Ознакомительная версия.
Открывалась новая полоса в истории русской музыки. «Новые времена — новые птицы; новые птицы— новые песни. Хорошо это сказано! — писал Корсаков в 1890 году и хмуро добавлял; — Но птицы у нас не все новые, а поют новые песни хуже старых…» Через два года в откровенной беседе с приятелем он выразился прямее: «Знаете, я просто с ужасом слежу за тем, что музыка теперь все более и более стремится к упадку и этот даровитый Чайковский сам убьет и свою музыку и музыку вообще, окончательно испортив вкус публики своими «Щелкунками», нарядными с внешней стороны, но до невообразимости мелкими по музыке. Я, на месте публики, в последнем симфоническом [собрании][130] вынес бы Чайковского на руках за его «Ромео и Джульетту» и освистал бы за его «Сюиту».

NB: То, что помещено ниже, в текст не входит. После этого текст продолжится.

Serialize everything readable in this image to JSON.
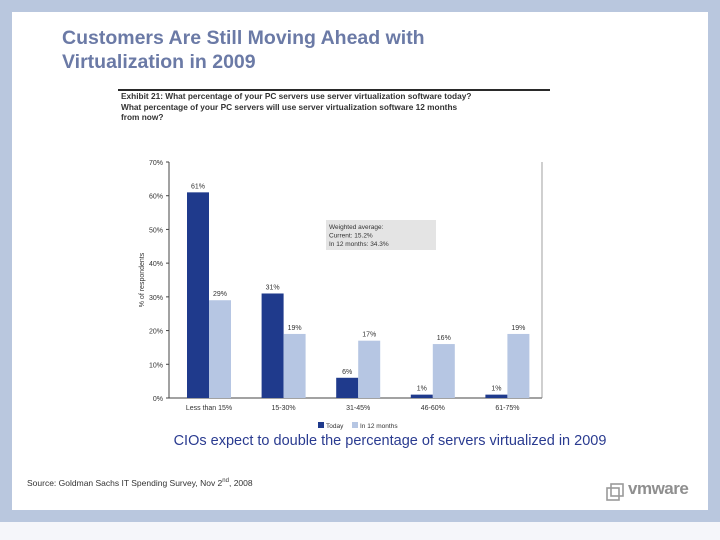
{
  "slide": {
    "title_line1": "Customers Are Still Moving Ahead with",
    "title_line2": "Virtualization in 2009",
    "subtitle": "CIOs expect to double the percentage of servers virtualized in 2009",
    "source_prefix": "Source: Goldman Sachs IT Spending Survey, Nov 2",
    "source_sup": "nd",
    "source_suffix": ", 2008",
    "logo_text": "vmware",
    "logo_icon": "vmware-logo-icon"
  },
  "colors": {
    "today": "#1f3a8c",
    "in12": "#b6c6e3",
    "title": "#6b7aa6",
    "subtitle": "#2a3b90",
    "background": "#b9c7de"
  },
  "chart_data": {
    "type": "bar",
    "title_line1": "Exhibit 21: What percentage of your PC servers use server virtualization software today?",
    "title_line2": "What percentage of your PC servers will use server virtualization software 12 months",
    "title_line3": "from now?",
    "ylabel": "% of respondents",
    "ylim": [
      0,
      70
    ],
    "yticks": [
      "0%",
      "10%",
      "20%",
      "30%",
      "40%",
      "50%",
      "60%",
      "70%"
    ],
    "categories": [
      "Less than 15%",
      "15-30%",
      "31-45%",
      "46-60%",
      "61-75%"
    ],
    "series": [
      {
        "name": "Today",
        "values": [
          61,
          31,
          6,
          1,
          1
        ],
        "labels": [
          "61%",
          "31%",
          "6%",
          "1%",
          "1%"
        ]
      },
      {
        "name": "In 12 months",
        "values": [
          29,
          19,
          17,
          16,
          19
        ],
        "labels": [
          "29%",
          "19%",
          "17%",
          "16%",
          "19%"
        ]
      }
    ],
    "annotation": {
      "line1": "Weighted average:",
      "line2": "Current: 15.2%",
      "line3": "In 12 months: 34.3%"
    },
    "legend_position": "bottom",
    "grid": false
  }
}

Об упадке композиторского творчества писал в эти же годы А. Рубинштейн. Много раньше заговорил об упадке, наступающем в музыке, Ларош, последовательно рассматривавший всю романтическую школу как блистательный закат искусства. Пессимистическим оценкам современной музыки отдал в свое время (в письмах 1880 года) щедрую дань и сам Чайковский. Но он давно отбросил эту самоуверенную и, несмотря на кажущуюся широту обобщений, ограниченную философию художественной истории.
Словно ответ унылым прорицаниям, звучали полные уверенности слова Чайковского в «Петербургской жизни»: «Если вообще трудно согласиться с безусловно пессимистическими взглядами на состояние современной музыки и на ее будущее… то еще менее имеется поводов приходить в отчаяние насчет прогрессивного хода музыкального дела в России. Когда я вспомню, что такое была русская музыка во времена моей юности, и сравню тогдашнее положение вещей с теперешним, то не могу не радоваться и не возлагать самых лучших надежд на будущее…»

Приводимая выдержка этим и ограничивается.